Después, bajo la luz hermosa del crepúsculo, Hin y Yin jugaban en el patio. La señora Whu cosió un momento aunque no tenía paciencia. Y la interrumpió Hua P'i p'ei, que venía de visita y se quedó, a pesar de la ausencia de Lu. A diferencia de Wen, Hua aceptaba la conversación de esta señora, que por su parte no les prestaba la menor atención a uno ni a otro de los amigos de su patrón; en este caso, prestó atención, y algo torva, cuando el visitante se sirvió del coñac del dueño de casa.
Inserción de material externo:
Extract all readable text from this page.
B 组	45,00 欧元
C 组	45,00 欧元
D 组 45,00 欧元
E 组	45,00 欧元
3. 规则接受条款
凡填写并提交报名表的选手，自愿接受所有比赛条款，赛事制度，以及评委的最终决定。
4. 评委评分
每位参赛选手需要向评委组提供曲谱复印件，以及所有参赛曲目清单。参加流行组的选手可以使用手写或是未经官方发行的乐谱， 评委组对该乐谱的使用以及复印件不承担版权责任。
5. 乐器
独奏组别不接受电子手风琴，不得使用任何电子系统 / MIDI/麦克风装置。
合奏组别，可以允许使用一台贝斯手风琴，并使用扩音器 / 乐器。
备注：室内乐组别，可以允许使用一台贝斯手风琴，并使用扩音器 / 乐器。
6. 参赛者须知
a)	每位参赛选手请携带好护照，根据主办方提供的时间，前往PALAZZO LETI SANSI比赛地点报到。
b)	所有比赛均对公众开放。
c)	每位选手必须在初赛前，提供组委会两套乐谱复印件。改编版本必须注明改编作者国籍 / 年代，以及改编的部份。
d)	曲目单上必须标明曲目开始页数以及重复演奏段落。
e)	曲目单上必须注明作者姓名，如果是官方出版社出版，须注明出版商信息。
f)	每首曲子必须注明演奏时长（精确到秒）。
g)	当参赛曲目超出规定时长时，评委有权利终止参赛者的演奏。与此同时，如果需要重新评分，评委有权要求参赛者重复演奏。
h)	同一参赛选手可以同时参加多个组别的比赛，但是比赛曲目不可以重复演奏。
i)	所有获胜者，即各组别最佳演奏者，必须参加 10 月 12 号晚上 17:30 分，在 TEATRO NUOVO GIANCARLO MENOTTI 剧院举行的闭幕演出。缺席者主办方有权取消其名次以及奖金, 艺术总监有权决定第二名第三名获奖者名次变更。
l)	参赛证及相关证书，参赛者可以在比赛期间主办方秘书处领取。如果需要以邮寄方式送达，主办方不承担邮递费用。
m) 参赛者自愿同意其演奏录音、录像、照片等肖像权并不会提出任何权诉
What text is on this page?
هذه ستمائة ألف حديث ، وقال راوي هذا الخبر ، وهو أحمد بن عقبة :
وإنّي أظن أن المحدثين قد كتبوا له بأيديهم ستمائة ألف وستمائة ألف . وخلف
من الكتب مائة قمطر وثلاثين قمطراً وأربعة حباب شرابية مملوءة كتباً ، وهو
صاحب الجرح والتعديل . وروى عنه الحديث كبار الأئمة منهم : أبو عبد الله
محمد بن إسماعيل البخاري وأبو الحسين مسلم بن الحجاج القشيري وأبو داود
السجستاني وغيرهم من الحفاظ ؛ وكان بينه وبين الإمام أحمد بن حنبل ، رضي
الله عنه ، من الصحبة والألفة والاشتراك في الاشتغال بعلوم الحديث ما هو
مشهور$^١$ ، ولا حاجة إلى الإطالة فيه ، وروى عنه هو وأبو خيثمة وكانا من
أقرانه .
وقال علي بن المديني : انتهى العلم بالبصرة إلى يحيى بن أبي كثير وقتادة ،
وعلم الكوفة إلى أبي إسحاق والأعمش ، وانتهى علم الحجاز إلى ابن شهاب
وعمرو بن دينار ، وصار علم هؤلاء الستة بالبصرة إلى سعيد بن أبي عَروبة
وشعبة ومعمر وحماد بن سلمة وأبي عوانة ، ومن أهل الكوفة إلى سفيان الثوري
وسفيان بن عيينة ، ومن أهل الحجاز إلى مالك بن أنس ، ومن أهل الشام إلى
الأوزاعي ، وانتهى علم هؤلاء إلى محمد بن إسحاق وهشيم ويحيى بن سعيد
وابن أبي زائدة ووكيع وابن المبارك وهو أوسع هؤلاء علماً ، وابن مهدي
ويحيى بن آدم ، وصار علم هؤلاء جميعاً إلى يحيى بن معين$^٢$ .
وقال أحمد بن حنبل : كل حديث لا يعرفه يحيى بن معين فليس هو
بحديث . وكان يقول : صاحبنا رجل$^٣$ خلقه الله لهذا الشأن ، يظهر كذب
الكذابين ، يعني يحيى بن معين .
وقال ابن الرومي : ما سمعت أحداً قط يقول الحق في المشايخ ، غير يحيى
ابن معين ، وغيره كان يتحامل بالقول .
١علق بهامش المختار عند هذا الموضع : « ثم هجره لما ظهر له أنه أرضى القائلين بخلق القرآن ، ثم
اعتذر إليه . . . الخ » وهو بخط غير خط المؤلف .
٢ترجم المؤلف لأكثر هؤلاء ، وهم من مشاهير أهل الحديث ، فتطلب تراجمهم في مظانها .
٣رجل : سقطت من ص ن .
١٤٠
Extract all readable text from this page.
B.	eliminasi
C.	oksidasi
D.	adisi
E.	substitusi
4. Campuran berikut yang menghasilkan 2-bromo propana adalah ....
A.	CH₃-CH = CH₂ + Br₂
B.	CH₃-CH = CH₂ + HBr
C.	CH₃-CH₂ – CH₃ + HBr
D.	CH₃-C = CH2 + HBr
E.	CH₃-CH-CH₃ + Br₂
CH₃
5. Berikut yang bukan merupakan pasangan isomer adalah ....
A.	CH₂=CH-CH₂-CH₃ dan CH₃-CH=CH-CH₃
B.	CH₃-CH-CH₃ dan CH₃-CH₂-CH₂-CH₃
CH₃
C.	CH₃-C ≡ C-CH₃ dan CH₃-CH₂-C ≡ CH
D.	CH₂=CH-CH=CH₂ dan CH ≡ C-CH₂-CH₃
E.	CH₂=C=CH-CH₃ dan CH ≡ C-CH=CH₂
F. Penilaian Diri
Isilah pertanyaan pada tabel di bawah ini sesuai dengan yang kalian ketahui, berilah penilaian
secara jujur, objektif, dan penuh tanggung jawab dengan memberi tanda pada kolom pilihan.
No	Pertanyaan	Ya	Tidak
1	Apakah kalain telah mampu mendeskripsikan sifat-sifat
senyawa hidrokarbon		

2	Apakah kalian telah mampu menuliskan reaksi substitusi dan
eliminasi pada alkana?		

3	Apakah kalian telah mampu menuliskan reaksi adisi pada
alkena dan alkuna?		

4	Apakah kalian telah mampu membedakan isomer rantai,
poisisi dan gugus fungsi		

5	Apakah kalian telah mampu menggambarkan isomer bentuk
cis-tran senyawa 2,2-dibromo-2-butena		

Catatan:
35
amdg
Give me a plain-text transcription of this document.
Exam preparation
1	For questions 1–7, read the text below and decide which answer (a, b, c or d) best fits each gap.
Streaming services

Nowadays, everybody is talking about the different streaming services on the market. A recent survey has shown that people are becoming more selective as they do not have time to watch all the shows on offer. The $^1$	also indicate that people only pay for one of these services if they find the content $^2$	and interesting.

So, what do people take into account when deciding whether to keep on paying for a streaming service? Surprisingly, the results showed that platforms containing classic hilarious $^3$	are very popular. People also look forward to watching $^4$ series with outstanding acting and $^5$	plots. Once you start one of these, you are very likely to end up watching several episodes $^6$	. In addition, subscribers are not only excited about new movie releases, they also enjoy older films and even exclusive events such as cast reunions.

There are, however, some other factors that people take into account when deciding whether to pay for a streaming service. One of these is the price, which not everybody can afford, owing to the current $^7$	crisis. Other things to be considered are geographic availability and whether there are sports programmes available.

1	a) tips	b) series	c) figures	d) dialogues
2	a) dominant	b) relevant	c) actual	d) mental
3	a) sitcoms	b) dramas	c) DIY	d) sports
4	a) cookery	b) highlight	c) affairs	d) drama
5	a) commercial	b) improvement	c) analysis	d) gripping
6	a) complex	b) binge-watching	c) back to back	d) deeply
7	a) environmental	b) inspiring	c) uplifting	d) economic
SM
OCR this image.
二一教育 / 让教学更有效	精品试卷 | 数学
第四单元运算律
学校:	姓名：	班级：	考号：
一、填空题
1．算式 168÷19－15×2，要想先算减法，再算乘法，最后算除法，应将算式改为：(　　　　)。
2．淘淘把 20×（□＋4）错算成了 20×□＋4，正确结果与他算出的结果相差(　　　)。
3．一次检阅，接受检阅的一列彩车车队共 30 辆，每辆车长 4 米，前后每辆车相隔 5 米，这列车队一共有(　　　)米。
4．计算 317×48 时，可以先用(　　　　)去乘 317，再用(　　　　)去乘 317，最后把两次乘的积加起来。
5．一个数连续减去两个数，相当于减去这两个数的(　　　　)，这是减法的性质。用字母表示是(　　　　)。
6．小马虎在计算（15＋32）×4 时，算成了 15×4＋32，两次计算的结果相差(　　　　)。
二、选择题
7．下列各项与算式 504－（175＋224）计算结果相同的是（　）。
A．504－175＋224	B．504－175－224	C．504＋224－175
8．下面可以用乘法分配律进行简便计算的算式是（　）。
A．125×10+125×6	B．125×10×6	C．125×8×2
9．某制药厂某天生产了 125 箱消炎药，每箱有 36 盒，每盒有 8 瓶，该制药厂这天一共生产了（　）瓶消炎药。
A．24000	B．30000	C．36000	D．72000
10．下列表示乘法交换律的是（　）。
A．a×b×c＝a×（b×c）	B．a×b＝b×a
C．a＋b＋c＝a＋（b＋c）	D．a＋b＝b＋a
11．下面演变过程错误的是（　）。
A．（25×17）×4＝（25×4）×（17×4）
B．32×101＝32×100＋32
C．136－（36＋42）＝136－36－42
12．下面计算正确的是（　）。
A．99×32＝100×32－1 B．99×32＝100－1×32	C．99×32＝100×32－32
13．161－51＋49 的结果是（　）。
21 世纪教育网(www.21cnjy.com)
El día siguiente transcurrió en gran medida igual, salvo que ahora la oficina estaba vacía y los niños se pasaron el día jugando con canicas en el cuadrilátero liso y pulido de tablas; el tercer día a la tarde llegó Lu Hsin con un carro de bueyes desde la estación, trayendo la vieja máquina impresora que había comprado. Hua estaba presente cuando llegó, y justificó el uso del coñac diciendo que brindaba anticipadamente por el éxito de La Gaceta Hidráulica. Lu accedió a beber él también una copa, cuando la máquina estuvo en la oficina; debía relajarse después del esfuerzo. Cuando su amigo le preguntó por la periodicidad que tendría la hoja, no le sorprendió escuchar una respuesta muy pensada: Lu Hsin no era hombre de improvisar, sobre todo porque le gustaba actuar sobre lo inmediato. Según él, ése era el auténtico procedimiento racional, y no importaban los miles de años que habían consumado las dinastías en sus turbios preparativos. La periodicidad sería de: tres números por mes, más uno extra por trimestre, más uno extra por semestre, más uno extra por año.

Bebida la copa, y cambiada la camisa empolvada por el viaje, fue inmediatamente a su escritorio a redactar unas cartas. Examinó las tintas, las olió… y las olió su amigo, y la señora Whu, y Yin y la niña, en un ritual tan estúpido como necesario. Pero ya era de noche, por lo que los presentes superfluos se despidieron. Hua se marchó, y Lu Hsin despidió al niño, lo mandó a su casa a dormir con la recomendación de que viniera bien temprano al día siguiente. Lo acompañó hasta la calle, cosa que no hacía nunca, y le puso una mano en el hombro. Mañana, le dijo, le enseñaría a manejar la minerva.

Pero al día siguiente la función de Yin fue llevar a la niña de paseo, pues Lu estaba demasiado ocupado aprendiendo él mismo a manipular la máquina. Y compuso el primer artículo, sobre «La Velocidad en la Repetición de las Pendientes», sin borrador.